The University of Oklahoma (OU) English department, which houses the MAEPS, rightly notes that our community and our university have been and continue to be impacted by systemic racism, evidenced by Norman’s history as a “sundown” town as recently as 1967; by the banning of black students at OU until the admission of George McLaurin in 1948; by the segregation of black students at OU until 1950; and by more recent events such as the Sigma Alpha Epsilon incident in 2015 and instances of blackface on campus just this past year.
With the OU English department and with Ibram X. Kendi, we acknowledge that the racism fueling police brutality against our neighbors is not only “out there,” but also in here, in us. We pledge to do our part in the struggle to dismantle systemic racism.
The COVID-19 pandemic has also given rise to numerous anti-Asian racist attacks in North America, Europe, the South Pacific, and South Asia, and while we condemn these anti-Asian hate crimes, we recognize that such xenophobic violence is tied to imperial and colonial structures that also manifest in anti-Indigeneity, racialized classism, and antiblackness around the world.
We at the MAEPS are watching the STEM field grappling with the injustices of the history of Western science: the #ShutdownSTEM movement (see www.shutdownstem.com) noted that “Institutional science has stolen knowledge, technology, health, wellness, and life from Black people,” and that “Western science owes Black people reparations.” (And we greatly recommend taking a look at their resources page: https://www.shutdownstem.com/resources)
Similarly, we might ask: in what ways has American/Anglophone poetry engaged in anti-Black practices of reading, publishing, and promoting, and in what ways does it continue to be anti-Black?

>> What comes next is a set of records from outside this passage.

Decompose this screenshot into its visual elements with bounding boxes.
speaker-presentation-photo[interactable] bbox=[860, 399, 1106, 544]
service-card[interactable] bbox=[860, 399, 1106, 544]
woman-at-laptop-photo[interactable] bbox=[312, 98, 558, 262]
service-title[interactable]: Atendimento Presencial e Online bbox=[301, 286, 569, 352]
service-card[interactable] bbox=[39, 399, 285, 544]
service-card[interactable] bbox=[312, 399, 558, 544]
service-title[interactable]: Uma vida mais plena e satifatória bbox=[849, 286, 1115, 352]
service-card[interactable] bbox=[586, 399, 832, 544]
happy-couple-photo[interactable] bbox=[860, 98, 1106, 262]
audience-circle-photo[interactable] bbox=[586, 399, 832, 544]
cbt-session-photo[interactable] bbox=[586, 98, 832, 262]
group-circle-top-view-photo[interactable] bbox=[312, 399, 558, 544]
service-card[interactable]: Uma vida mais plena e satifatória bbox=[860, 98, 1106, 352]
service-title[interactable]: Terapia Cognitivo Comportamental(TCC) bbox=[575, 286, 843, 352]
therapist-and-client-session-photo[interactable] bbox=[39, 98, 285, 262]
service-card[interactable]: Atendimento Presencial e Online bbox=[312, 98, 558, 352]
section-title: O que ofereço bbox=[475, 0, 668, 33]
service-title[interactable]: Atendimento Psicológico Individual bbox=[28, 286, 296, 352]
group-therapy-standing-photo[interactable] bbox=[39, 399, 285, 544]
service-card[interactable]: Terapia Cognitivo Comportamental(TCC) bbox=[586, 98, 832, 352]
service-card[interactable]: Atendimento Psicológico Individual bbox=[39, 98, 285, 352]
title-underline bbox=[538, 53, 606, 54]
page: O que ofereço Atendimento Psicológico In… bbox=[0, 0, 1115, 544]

Poetry as a genre in the United States, but also Anglophone poetry generally, has a problematic and often anti-Black history, given that many Western/American cultural institutions have historically defined and delimited not just what poetry “is,” or what “good” poetry is (in turn excluding many voices and texts that do not meet those agreed-upon standards of “taste”), but also determine which voices are read, showcased, published, celebrated, and taught.

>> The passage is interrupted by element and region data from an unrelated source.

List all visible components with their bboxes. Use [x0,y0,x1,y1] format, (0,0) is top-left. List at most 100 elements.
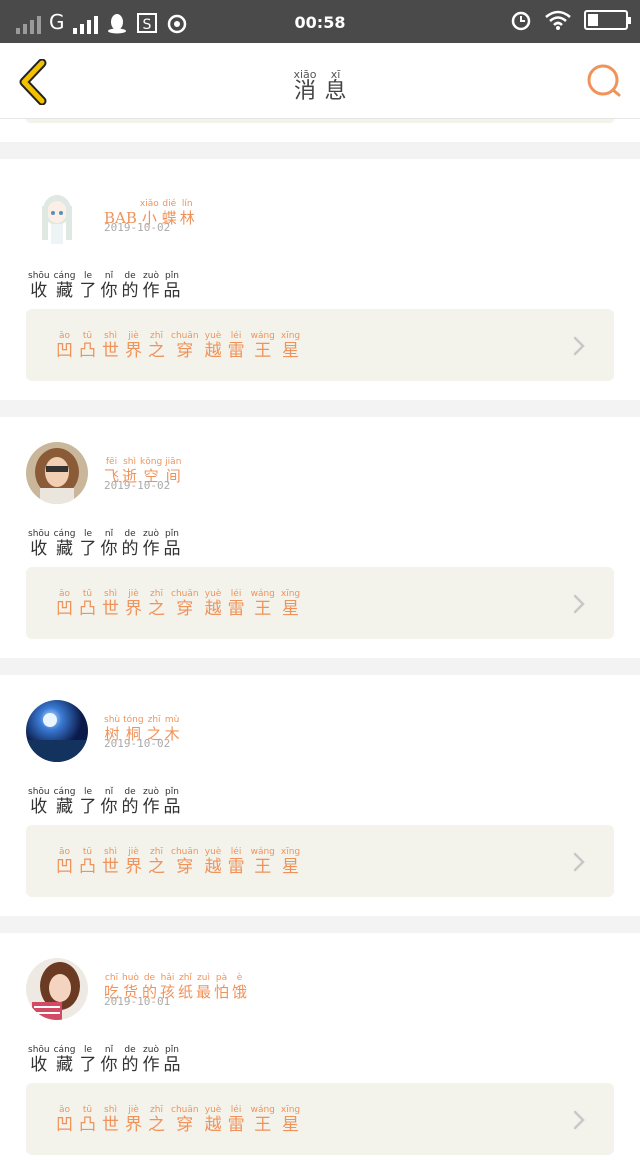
status-bar: G S 00:58 [0,0,640,43]
ruby-char: de 的 [121,787,139,817]
app-header: xiāo 消 xī 息 [0,43,640,119]
avatar[interactable] [26,442,88,504]
wifi-icon [545,10,571,30]
ruby-char: āo 凹 [56,1105,73,1135]
ruby-char: léi 雷 [227,331,245,361]
action-text: shōu 收 cáng 藏 le 了 nǐ 你 de 的 zuò 作 pǐn 品 [28,779,181,817]
ruby-char: xīng 星 [280,1105,301,1135]
ruby-char: chuān 穿 [171,331,199,361]
ruby-char: shì 世 [102,331,119,361]
ruby-char: de 的 [121,529,139,559]
ruby-char: cáng 藏 [53,1045,76,1075]
ruby-char: pǐn 品 [163,271,181,301]
message-date: 2019-10-02 [104,479,171,492]
chevron-right-icon [573,852,585,872]
ruby-char: chuān 穿 [171,847,199,877]
ruby-char: shì 世 [102,589,119,619]
message-item: BAB xiǎo 小 dié 蝶 lín 林 2019-10-02 shōu 收 cáng 藏 le 了 n… [0,159,640,400]
battery-icon [584,10,631,30]
ruby-char: cáng 藏 [53,787,76,817]
ruby-char: nǐ 你 [100,529,118,559]
ruby-char: shì 世 [102,847,119,877]
ruby-char: zhī 之 [148,331,165,361]
work-card[interactable]: āo 凹 tū 凸 shì 世 jiè 界 zhī 之 chuān 穿 yuè 越 léi 雷 wáng 王 xīn… [26,309,614,381]
ruby-char: tū 凸 [79,847,96,877]
ruby-char: pǐn 品 [163,529,181,559]
ruby-char: zhī 之 [148,1105,165,1135]
chevron-right-icon [573,336,585,356]
ruby-char: nǐ 你 [100,1045,118,1075]
message-date: 2019-10-02 [104,737,171,750]
ruby-char: wáng 王 [250,1105,275,1135]
ruby-char: lín 林 [179,199,195,227]
ruby-char: shōu 收 [28,1045,50,1075]
ruby-char: jiè 界 [125,589,142,619]
avatar[interactable] [26,184,88,246]
ruby-char: āo 凹 [56,331,73,361]
ruby-char: jiè 界 [125,847,142,877]
action-text: shōu 收 cáng 藏 le 了 nǐ 你 de 的 zuò 作 pǐn 品 [28,521,181,559]
action-text: shōu 收 cáng 藏 le 了 nǐ 你 de 的 zuò 作 pǐn 品 [28,1037,181,1075]
ruby-char: le 了 [79,787,97,817]
ruby-char: shōu 收 [28,787,50,817]
ruby-char: wáng 王 [250,331,275,361]
ruby-char: xīng 星 [280,589,301,619]
chevron-right-icon [573,594,585,614]
ruby-char: tū 凸 [79,1105,96,1135]
chevron-right-icon [573,1110,585,1130]
ruby-char: āo 凹 [56,847,73,877]
alarm-icon [511,11,531,31]
status-right [510,9,631,31]
ruby-char: zuò 作 [142,1045,160,1075]
ruby-char: yuè 越 [204,589,222,619]
avatar[interactable] [26,700,88,762]
message-item: shù 树 tóng 桐 zhī 之 mù 木 2019-10-02 shōu 收 cáng 藏 le 了 n… [0,675,640,916]
ruby-char: léi 雷 [227,589,245,619]
avatar[interactable] [26,958,88,1020]
ruby-char: de 的 [121,1045,139,1075]
ruby-char: shōu 收 [28,271,50,301]
ruby-char: zuò 作 [142,529,160,559]
ruby-char: zuò 作 [142,271,160,301]
ruby-char: de 的 [121,271,139,301]
ruby-char: cáng 藏 [53,529,76,559]
ruby-char: shōu 收 [28,529,50,559]
ruby-char: nǐ 你 [100,787,118,817]
action-text: shōu 收 cáng 藏 le 了 nǐ 你 de 的 zuò 作 pǐn 品 [28,263,181,301]
ruby-char: tū 凸 [79,589,96,619]
ruby-char: wáng 王 [250,847,275,877]
ruby-char: wáng 王 [250,589,275,619]
message-item: fēi 飞 shì 逝 kōng 空 jiān 间 2019-10-02 shōu 收 cáng 藏 le… [0,417,640,658]
ruby-char: jiè 界 [125,1105,142,1135]
ruby-char: jiè 界 [125,331,142,361]
message-date: 2019-10-01 [104,995,171,1008]
work-card[interactable]: āo 凹 tū 凸 shì 世 jiè 界 zhī 之 chuān 穿 yuè 越 léi 雷 wáng 王 xīn… [26,825,614,897]
ruby-char: pǐn 品 [163,787,181,817]
ruby-char: zhī 之 [148,847,165,877]
ruby-char: chuān 穿 [171,589,199,619]
ruby-char: zhī 之 [148,589,165,619]
ruby-char: zhǐ 纸 [177,973,193,1001]
title-char: xī 息 [324,68,347,104]
work-card[interactable]: āo 凹 tū 凸 shì 世 jiè 界 zhī 之 chuān 穿 yuè 越 léi 雷 wáng 王 xīn… [26,567,614,639]
previous-item-remnant [0,119,640,142]
ruby-char: le 了 [79,1045,97,1075]
ruby-char: cáng 藏 [53,271,76,301]
ruby-char: shì 世 [102,1105,119,1135]
ruby-char: xīng 星 [280,331,301,361]
ruby-char: léi 雷 [227,847,245,877]
ruby-char: yuè 越 [204,1105,222,1135]
ruby-char: pǐn 品 [163,1045,181,1075]
ruby-char: pà 怕 [214,973,230,1001]
ruby-char: léi 雷 [227,1105,245,1135]
ruby-char: tū 凸 [79,331,96,361]
message-date: 2019-10-02 [104,221,171,234]
ruby-char: chuān 穿 [171,1105,199,1135]
work-card[interactable]: āo 凹 tū 凸 shì 世 jiè 界 zhī 之 chuān 穿 yuè 越 léi 雷 wáng 王 xīn… [26,1083,614,1155]
ruby-char: è饿 [232,973,248,1001]
ruby-char: nǐ 你 [100,271,118,301]
ruby-char: āo 凹 [56,589,73,619]
ruby-char: xīng 星 [280,847,301,877]
page-title: xiāo 消 xī 息 [0,63,640,104]
search-icon[interactable] [586,63,622,99]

We at MAEPS are thinking about our past and present programming, our events, our guest speakers, and the cultural identities of our co-directors, and are working to make the MAEPS an antiracist arts group, rather than simply diverse in its program offerings. Moreover, we want to affirm that our commitment to this statement and to the following actions will not wane.
What specific actions might the MAEPS take in working to become an antiracist poetry series? We offer the following as starting points:
- Work to dismantle anti-Black racism in ourselves and in our relationships with one another.

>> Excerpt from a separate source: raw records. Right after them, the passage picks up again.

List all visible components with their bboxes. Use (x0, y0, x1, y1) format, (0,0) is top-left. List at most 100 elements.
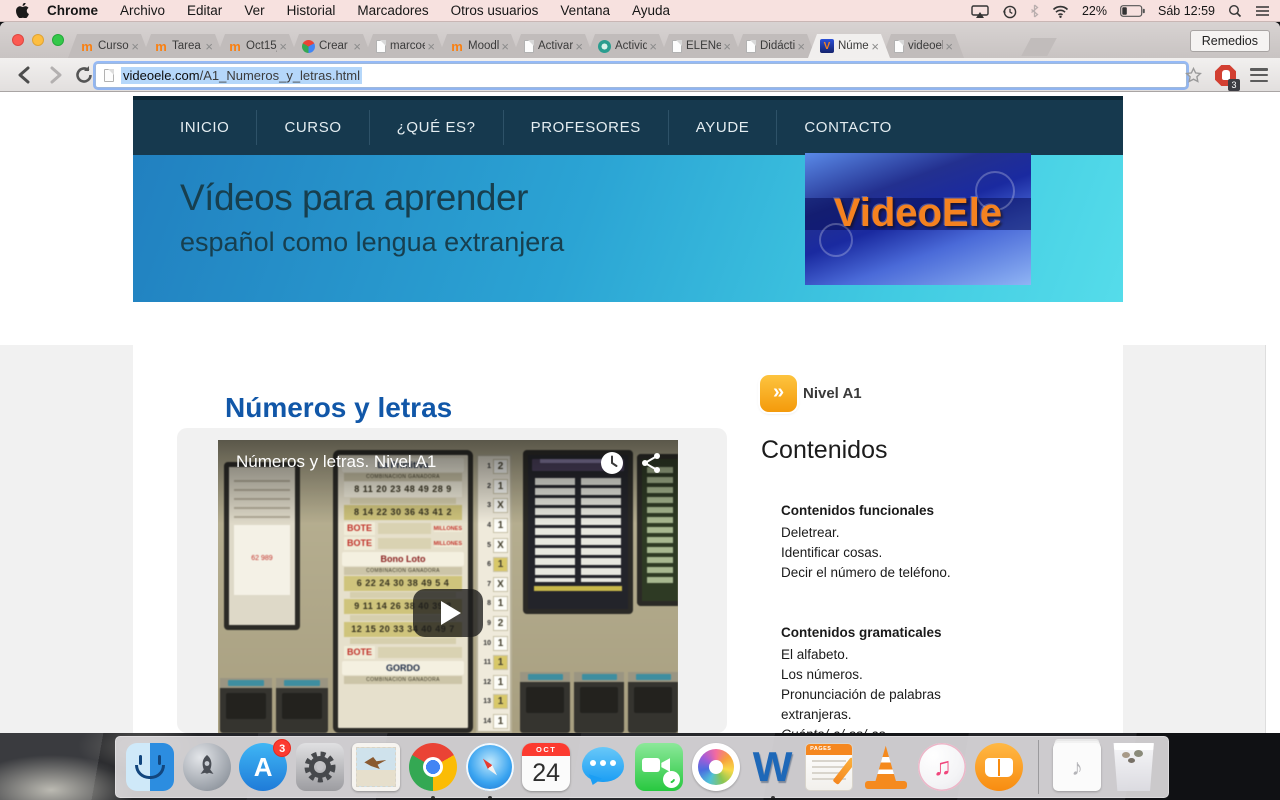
wifi-icon[interactable] (1052, 5, 1069, 18)
dock-calendar-icon[interactable]: OCT 24 (522, 743, 570, 791)
tab-crear-f[interactable]: Crear F× (290, 34, 372, 58)
tab-videoel[interactable]: videoel× (882, 34, 964, 58)
dock-word-icon[interactable]: W (749, 743, 797, 791)
back-button[interactable] (14, 63, 36, 87)
tab-cursos[interactable]: mCursos× (68, 34, 150, 58)
tab-número[interactable]: VNúmero× (808, 34, 890, 58)
dock-messages-icon[interactable] (579, 743, 627, 791)
tab-oct15_[interactable]: m Oct15_× (216, 34, 298, 58)
dock-launchpad-icon[interactable] (183, 743, 231, 791)
dock-chrome-icon[interactable] (409, 743, 457, 791)
scrollbar-track[interactable] (1265, 345, 1266, 733)
tab-activar[interactable]: Activar× (512, 34, 594, 58)
tab-title: Oct15_ (246, 40, 277, 52)
quiniela-row: 5X (480, 535, 508, 555)
nav-curso[interactable]: CURSO (257, 110, 369, 145)
menu-marcadores[interactable]: Marcadores (357, 3, 428, 18)
dock-appstore-icon[interactable]: A 3 (239, 743, 287, 791)
tab-marcoe[interactable]: marcoe× (364, 34, 446, 58)
dock-facetime-icon[interactable] (635, 743, 683, 791)
tab-close-button[interactable]: × (353, 39, 361, 54)
menu-archivo[interactable]: Archivo (120, 3, 165, 18)
page-background-right (1123, 345, 1265, 733)
url-bar[interactable]: videoele.com/A1_Numeros_y_letras.html (95, 63, 1187, 88)
bookmark-star-icon[interactable] (1185, 67, 1202, 84)
tab-activid[interactable]: Activid× (586, 34, 668, 58)
chrome-menu-button[interactable] (1250, 68, 1268, 82)
apple-icon[interactable] (16, 3, 29, 18)
tab-close-button[interactable]: × (723, 39, 731, 54)
tab-close-button[interactable]: × (501, 39, 509, 54)
spotlight-search-icon[interactable] (1228, 4, 1242, 18)
notification-center-icon[interactable] (1255, 5, 1270, 17)
reload-button[interactable] (74, 65, 94, 85)
tab-close-button[interactable]: × (279, 39, 287, 54)
menubar-clock[interactable]: Sáb 12:59 (1158, 4, 1215, 18)
dock-photos-icon[interactable] (692, 743, 740, 791)
dock-music-folder-icon[interactable]: ♪ (1053, 743, 1101, 791)
airplay-icon[interactable] (971, 5, 989, 18)
new-tab-button[interactable] (1021, 38, 1057, 56)
tab-close-button[interactable]: × (131, 39, 139, 54)
tab-close-button[interactable]: × (871, 39, 879, 54)
moodle-favicon: m (228, 39, 242, 53)
menu-editar[interactable]: Editar (187, 3, 222, 18)
dock-itunes-icon[interactable]: ♫ (918, 743, 966, 791)
play-button[interactable] (413, 589, 483, 637)
thumb-left-number: 62 989 (234, 525, 290, 595)
dock-vlc-icon[interactable] (862, 743, 910, 791)
doc-favicon (524, 40, 534, 53)
quiniela-row: 7X (480, 575, 508, 595)
dock-finder-icon[interactable] (126, 743, 174, 791)
forward-button[interactable] (44, 63, 66, 87)
dock-system-preferences-icon[interactable] (296, 743, 344, 791)
window-close-button[interactable] (12, 34, 24, 46)
tab-close-button[interactable]: × (945, 39, 953, 54)
window-minimize-button[interactable] (32, 34, 44, 46)
tab-elenet[interactable]: ELENet× (660, 34, 742, 58)
quiniela-row: 61 (480, 555, 508, 575)
nav-ques[interactable]: ¿QUÉ ES? (370, 110, 504, 145)
tab-tarea[interactable]: mTarea× (142, 34, 224, 58)
menu-ayuda[interactable]: Ayuda (632, 3, 670, 18)
tab-moodle[interactable]: mMoodle× (438, 34, 520, 58)
dock-trash-icon[interactable] (1110, 743, 1158, 791)
menubar-status: 22% Sáb 12:59 (971, 0, 1270, 22)
url-domain: videoele.com (123, 68, 200, 83)
teal-favicon (598, 40, 611, 53)
tab-close-button[interactable]: × (575, 39, 583, 54)
menu-ventana[interactable]: Ventana (560, 3, 610, 18)
menu-otros-usuarios[interactable]: Otros usuarios (451, 3, 539, 18)
webpage: INICIOCURSO¿QUÉ ES?PROFESORESAYUDECONTAC… (0, 92, 1280, 733)
tab-title: Activid (615, 40, 647, 52)
share-icon[interactable] (639, 451, 663, 475)
menu-app-name[interactable]: Chrome (47, 3, 98, 18)
nav-inicio[interactable]: INICIO (153, 110, 257, 145)
bluetooth-icon[interactable] (1030, 4, 1039, 18)
menu-ver[interactable]: Ver (244, 3, 264, 18)
profile-button[interactable]: Remedios (1190, 30, 1270, 52)
moodle-favicon: m (80, 39, 94, 53)
level-badge-icon[interactable]: » (760, 375, 797, 412)
tab-close-button[interactable]: × (427, 39, 435, 54)
nav-ayude[interactable]: AYUDE (669, 110, 778, 145)
time-machine-icon[interactable] (1002, 4, 1017, 19)
dock-safari-icon[interactable] (466, 743, 514, 791)
menu-historial[interactable]: Historial (287, 3, 336, 18)
dock-ibooks-icon[interactable] (975, 743, 1023, 791)
tab-close-button[interactable]: × (797, 39, 805, 54)
dock-mail-icon[interactable] (352, 743, 400, 791)
tab-close-button[interactable]: × (205, 39, 213, 54)
video-player[interactable]: 62 989 La Primitiva COMBINACION GANADORA… (218, 440, 678, 733)
sidebar-line: Cuánto/-a/-os/-as... (781, 725, 986, 733)
watch-later-icon[interactable] (600, 451, 624, 475)
sidebar-line: Los números. (781, 665, 986, 685)
nav-contacto[interactable]: CONTACTO (777, 110, 919, 145)
tab-didácti[interactable]: Didácti× (734, 34, 816, 58)
level-label[interactable]: Nivel A1 (803, 375, 862, 412)
nav-profesores[interactable]: PROFESORES (504, 110, 669, 145)
doc-favicon (894, 40, 904, 53)
window-zoom-button[interactable] (52, 34, 64, 46)
tab-close-button[interactable]: × (649, 39, 657, 54)
dock-pages-icon[interactable]: PAGES (805, 743, 853, 791)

- Amplify the work of Black, trans, non-binary, queer, Indigenous, Latinx, Muslim, Jewish, Asian, disabled, and/or undocumented poets.
- In efforts to counter anti-Blackness, we will open up our collective, co-curatorial model of producing the reading series, asking guest curators of color to invite friends, poets, and artists to present their work via the MAEPS--rather than simply relying on our own limited networks of poets and friends.
- Often, our visiting poets will visit local school classrooms to hold workshops for elementary, middle, and high school students. We will expand the schools and classes we visit, offering funding to BIPOC teachers in under-resourced schools in the OKC metro area to bring in BIPOC poets to conduct workshops with their students. These workshops will affirm Black youth inside schools in order to transform the anti-Black racist ways that they have experienced American schooling.